Financially, and probably emotionally, cut-off by a clearly homophobic father, Leonard Horowitz arrived in Miami from New York in 1976 to live with his mum. This wasn’t the trip to Miami, for the young creative, but it was the first time he intended to stay. There Horowitz met his partner in pastel-painted crime, Barbara Capitman. They bonded over a mutual appreciation of art deco architecture and formed the Miami Design Preservation League (MDLPL), working to get South Beach’s distinctive streamline moderne architecture (a pared-back subset of art deco), secured on the National Registry of Historic Places. Thanks to them, Miami has the USA’s largest concentration of Art Deco architecture, featuring over 900 historic buildings.
Art deco flashback
Most of South Beach’s architectural gems were designed and built in the late 1930s, during the last wave of art deco, and my personal favourite, that saw streamline moderne come into vogue. This style was inspired by the aerodynamic lines of cruiseliners, trains and aeroplanes. Buildings often sported rounded corners, emphasised horizontal lines, porthole-esque circular windows and “eyebrows” – ledges that provided shade. Architects such as Henry Hohauser and L. Murray Dixon designed landmark buildings such as the Park Central Hotel and Marlin Hotel respectively.

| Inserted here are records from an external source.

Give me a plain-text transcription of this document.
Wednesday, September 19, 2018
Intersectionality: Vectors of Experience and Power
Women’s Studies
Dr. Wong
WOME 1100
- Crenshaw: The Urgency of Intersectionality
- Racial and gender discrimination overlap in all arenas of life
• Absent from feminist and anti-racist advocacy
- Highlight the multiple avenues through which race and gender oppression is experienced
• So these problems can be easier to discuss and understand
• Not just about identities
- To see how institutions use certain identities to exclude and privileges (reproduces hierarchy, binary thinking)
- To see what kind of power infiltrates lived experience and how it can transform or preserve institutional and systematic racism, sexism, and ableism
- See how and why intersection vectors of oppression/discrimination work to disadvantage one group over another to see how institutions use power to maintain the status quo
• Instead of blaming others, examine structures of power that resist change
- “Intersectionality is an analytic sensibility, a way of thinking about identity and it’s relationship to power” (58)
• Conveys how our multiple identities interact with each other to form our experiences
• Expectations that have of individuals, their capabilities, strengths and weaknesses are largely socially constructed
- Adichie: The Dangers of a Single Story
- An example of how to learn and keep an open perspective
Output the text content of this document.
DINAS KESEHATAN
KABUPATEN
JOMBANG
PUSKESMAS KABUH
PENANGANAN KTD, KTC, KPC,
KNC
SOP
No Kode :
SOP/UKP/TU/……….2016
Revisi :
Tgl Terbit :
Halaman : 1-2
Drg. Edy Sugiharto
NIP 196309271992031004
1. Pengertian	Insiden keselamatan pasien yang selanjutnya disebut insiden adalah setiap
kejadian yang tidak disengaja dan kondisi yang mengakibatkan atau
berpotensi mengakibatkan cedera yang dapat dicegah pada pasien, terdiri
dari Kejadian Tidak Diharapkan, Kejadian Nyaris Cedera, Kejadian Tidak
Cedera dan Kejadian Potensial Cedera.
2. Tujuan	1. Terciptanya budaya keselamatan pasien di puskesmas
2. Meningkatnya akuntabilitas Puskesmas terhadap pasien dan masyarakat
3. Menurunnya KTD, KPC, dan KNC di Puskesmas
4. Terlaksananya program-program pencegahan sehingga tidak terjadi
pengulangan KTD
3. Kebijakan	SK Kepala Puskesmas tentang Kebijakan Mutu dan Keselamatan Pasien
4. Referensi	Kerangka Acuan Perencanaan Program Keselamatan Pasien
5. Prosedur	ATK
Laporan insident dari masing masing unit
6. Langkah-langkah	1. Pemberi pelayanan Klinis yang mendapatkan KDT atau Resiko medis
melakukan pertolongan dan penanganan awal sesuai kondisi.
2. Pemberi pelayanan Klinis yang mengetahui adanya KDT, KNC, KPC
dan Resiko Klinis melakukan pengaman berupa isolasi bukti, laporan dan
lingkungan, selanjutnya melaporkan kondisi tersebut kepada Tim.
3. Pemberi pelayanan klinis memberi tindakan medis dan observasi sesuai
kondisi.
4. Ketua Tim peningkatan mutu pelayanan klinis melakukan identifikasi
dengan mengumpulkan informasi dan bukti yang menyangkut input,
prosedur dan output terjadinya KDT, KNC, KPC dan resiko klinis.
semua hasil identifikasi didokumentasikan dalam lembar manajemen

South Beach art deco eventually left the favour of the rich and famous. By the early 1970s, the area was dominated by senior citizens and criminals., while the architecture was crumbling and defaced by vandals. That was around the time Barbara Capitman and Leonard Horowitz landed in South Beach and began to change everything. The pair fought demolition and advocated for preservation of the historic architecture.
Dreaming in colour
An interior and furniture designer, among other design related trades, Leonard was the mastermind behind a united colour scheme that would put South Beach back on the map. Amidst the controversy that inevitably arises with innovation, Leonard pursued his sorbet-hued dream for the decrepit buildings. His choice of palette not only set South Beach apart from many other coastal destinations, it helped to revive South Beach into the trendy, cosmopolitan SoBe as it is commonly known today. The heart-lifting hues are as timeless as the glowing sunrises and fiery sunsets, Caribbean blue-greens and golden sands that inspired them. Below is Leonard Horowitz’s original colour palette for the South Beach Historic District. These days, any colour approved by the Preservation Office can be used. They recommend “a less intense neutral or light pastel color shade for most properties” and “no one color may be applied to the entire structure; a minimum one main body and one trim color.” Here are some of my favourite moments from an afternoon languishing in this pastel paradise.
“I’ll take care of the buildings. I’ll do the frosting on the cake,” said Horowitz, referring to the architecture of the South Beach art deco district.
Ways to experience the South Beach Art Deco District
- Visit the Miami Design Preservation League Welcome Center and Art Deco Museum at 1001 Ocean Drive. Here you can also pick up an audio tour guide to complete at your own pace.
- Take a self-guided walking tour with this guide on Free Tours by Foot.
- Take a combination culinary and architectural tour and eat your way through the District with Miami Food Tours or Miami Culinary Tours.
- Join the festivities of the yearly Art Deco Weekend, a huge community event.